2. `One-hot encoding`: This is used when the categories are nominal, and there is no inherent order or hierarchy between the categories. For example, if you have a variable called "color" with categories "red", "green", and "blue", you can use one-hot encoding to create three binary variables, where each variable represents one category. The value of the variable is 1 if the category is present, and 0 otherwise.

3. `Ordinal encoding`: This is used when the categories are ordinal, and the order of the categories is important. For example, if you have a variable called "income level" with categories "low", "medium", and "high", you can use ordinal encoding to assign the values 0, 1, and 2 to these categories, respectively.

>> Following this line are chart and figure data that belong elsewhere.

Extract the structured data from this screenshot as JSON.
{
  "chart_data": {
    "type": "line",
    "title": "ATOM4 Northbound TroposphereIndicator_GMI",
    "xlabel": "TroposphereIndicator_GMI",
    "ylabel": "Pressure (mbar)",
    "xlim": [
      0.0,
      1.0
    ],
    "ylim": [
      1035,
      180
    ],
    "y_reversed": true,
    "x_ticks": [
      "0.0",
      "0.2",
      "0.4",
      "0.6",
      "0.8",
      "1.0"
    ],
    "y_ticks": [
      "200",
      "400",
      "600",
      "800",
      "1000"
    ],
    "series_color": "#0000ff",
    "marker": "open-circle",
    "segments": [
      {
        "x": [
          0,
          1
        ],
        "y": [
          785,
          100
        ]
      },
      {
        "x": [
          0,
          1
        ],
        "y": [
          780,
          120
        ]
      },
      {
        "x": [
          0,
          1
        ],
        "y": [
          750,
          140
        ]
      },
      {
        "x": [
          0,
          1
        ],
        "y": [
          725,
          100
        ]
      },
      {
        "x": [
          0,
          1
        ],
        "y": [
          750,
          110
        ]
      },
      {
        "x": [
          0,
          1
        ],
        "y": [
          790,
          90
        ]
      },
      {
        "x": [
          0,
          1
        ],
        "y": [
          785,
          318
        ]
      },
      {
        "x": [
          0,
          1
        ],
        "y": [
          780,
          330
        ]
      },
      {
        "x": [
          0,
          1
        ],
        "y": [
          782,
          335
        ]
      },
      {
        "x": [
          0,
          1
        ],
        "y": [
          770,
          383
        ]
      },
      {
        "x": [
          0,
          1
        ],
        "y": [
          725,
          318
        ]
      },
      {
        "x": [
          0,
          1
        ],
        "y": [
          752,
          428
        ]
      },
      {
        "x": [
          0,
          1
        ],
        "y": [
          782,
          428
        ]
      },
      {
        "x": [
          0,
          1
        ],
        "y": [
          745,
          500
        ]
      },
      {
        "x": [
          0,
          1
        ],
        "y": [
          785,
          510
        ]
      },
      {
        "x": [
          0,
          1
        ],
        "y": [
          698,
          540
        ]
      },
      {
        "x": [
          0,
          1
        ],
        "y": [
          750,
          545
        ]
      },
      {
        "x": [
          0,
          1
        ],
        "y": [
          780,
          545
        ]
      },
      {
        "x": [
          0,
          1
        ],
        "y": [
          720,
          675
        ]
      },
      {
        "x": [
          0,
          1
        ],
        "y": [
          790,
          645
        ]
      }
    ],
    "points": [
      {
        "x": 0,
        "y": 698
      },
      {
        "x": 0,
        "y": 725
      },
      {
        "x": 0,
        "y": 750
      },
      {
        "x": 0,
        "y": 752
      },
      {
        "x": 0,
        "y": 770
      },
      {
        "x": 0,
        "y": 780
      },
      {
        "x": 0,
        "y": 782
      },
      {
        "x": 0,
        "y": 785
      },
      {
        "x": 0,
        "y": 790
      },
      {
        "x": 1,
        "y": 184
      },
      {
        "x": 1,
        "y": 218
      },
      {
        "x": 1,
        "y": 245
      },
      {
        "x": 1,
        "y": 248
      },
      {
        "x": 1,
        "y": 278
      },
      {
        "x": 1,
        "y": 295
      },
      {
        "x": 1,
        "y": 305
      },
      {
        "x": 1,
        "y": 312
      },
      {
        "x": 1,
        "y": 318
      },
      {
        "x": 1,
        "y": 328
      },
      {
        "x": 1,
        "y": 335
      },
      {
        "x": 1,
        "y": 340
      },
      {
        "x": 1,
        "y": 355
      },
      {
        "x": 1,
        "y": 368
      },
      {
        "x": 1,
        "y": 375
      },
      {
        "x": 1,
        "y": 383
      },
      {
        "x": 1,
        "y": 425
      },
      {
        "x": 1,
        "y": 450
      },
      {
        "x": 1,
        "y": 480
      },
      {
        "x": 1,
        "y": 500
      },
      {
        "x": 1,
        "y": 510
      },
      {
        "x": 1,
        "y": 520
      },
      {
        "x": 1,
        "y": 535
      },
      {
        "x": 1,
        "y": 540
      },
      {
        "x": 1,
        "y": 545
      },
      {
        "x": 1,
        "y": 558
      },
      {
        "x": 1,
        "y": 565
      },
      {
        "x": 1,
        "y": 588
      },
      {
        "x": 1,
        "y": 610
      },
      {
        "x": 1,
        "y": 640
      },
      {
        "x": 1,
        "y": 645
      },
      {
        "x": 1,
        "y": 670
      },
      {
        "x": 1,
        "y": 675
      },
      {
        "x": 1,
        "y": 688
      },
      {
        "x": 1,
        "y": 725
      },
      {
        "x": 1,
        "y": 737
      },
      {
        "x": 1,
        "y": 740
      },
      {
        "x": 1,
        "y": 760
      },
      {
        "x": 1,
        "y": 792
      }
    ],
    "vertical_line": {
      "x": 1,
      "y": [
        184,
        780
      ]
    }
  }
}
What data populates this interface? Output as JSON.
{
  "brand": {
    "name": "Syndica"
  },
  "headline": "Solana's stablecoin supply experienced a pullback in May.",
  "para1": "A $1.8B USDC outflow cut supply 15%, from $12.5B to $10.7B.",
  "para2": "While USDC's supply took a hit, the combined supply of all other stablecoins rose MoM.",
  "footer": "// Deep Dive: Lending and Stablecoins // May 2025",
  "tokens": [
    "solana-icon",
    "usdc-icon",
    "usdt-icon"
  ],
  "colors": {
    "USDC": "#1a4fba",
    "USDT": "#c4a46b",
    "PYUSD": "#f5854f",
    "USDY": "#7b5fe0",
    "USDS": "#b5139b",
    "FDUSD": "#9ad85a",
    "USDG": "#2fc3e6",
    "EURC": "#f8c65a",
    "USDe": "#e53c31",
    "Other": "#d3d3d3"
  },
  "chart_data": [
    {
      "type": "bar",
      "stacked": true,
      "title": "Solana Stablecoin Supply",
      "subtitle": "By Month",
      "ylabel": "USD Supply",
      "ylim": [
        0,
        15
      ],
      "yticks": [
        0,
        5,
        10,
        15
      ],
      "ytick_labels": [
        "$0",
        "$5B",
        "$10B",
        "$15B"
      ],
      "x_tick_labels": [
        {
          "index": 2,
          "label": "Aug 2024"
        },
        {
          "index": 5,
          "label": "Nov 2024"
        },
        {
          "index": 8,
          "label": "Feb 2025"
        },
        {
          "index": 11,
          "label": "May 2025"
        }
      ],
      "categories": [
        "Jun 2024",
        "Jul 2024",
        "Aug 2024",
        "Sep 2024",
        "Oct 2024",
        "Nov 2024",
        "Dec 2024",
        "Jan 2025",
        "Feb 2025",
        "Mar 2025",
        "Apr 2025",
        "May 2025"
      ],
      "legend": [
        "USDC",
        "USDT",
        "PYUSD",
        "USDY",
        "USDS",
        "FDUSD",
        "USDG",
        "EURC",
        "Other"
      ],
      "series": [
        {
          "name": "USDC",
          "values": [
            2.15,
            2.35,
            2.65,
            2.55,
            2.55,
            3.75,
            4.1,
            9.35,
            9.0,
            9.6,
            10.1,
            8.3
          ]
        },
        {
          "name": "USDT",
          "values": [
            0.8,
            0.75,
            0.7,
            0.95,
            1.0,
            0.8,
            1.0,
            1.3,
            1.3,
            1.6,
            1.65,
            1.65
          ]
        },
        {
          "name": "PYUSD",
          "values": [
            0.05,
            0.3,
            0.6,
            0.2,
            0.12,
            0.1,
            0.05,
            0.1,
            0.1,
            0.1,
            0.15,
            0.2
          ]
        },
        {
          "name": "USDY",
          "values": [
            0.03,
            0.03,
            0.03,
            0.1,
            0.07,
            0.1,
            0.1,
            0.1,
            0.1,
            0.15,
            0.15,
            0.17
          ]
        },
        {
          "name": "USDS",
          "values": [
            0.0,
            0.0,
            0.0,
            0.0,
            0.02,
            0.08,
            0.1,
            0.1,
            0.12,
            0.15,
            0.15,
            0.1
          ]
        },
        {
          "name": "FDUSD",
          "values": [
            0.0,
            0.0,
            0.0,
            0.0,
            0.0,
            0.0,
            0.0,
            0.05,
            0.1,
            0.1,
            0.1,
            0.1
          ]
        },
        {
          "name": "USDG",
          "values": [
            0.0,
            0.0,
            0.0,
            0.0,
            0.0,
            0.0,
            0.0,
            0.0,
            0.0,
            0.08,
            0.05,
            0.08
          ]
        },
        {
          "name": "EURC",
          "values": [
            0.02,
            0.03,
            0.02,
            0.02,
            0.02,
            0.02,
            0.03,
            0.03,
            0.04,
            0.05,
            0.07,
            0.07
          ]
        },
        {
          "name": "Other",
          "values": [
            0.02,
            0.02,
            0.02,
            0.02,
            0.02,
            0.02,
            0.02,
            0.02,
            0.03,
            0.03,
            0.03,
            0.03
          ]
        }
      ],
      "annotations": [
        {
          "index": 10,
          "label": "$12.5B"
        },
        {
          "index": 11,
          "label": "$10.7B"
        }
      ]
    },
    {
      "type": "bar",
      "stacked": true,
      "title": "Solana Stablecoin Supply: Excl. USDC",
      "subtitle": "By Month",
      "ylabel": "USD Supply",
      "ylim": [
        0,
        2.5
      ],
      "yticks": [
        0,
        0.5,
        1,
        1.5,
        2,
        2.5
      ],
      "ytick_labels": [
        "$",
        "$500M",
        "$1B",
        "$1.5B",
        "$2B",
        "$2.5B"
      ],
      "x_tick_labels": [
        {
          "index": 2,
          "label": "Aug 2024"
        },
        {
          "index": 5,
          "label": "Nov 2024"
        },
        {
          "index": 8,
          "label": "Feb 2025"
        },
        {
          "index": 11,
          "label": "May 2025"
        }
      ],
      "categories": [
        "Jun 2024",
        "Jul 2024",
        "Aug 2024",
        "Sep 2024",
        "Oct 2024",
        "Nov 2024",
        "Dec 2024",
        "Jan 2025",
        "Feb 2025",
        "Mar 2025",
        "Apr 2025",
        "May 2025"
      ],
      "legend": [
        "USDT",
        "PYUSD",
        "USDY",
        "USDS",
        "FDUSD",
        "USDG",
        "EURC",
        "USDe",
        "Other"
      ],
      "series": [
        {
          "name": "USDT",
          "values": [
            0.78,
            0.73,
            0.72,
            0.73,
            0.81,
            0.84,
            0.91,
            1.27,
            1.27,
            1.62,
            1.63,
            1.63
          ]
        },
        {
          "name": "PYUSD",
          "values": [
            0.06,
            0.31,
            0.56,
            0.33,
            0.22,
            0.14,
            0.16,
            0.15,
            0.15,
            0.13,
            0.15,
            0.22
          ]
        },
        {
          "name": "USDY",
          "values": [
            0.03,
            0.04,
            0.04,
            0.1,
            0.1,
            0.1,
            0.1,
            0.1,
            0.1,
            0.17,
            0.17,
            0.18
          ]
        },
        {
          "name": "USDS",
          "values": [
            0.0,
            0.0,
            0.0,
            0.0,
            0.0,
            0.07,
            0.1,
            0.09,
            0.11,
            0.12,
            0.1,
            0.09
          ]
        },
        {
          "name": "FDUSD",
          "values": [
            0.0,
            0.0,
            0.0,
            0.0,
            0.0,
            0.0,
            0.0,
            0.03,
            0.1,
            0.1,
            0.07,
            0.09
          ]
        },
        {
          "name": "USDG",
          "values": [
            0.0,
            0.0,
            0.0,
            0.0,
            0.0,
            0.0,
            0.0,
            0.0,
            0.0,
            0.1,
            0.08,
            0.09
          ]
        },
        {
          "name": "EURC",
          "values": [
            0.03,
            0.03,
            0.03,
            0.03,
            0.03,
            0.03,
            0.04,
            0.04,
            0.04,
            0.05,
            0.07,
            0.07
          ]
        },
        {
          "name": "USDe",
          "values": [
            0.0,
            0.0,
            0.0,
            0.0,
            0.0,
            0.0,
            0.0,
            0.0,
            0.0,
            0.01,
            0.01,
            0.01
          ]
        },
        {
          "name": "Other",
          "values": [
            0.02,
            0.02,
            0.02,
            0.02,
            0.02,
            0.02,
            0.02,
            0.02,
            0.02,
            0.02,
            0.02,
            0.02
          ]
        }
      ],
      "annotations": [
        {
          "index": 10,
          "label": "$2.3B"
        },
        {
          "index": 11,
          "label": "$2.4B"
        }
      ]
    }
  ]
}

4. `Hash encoding`: This is used when the categories are nominal, and there are too many categories to use one-hot encoding. Hash encoding uses a hash function to map the categories to a fixed number of binary variables, where each variable represents a hash value. The value of the variable is 1 if the hash value is present, and 0 otherwise.

5. `Frequency encoding`: This is used when the categories are nominal, and the frequency of each category is important. For example, if you have a variable called "city" with categories "New York", "Los Angeles", and "Chicago", you can use frequency encoding to assign the values 0.33, 0.25, and 0.17 to these categories, respectively, based on their frequency in the dataset.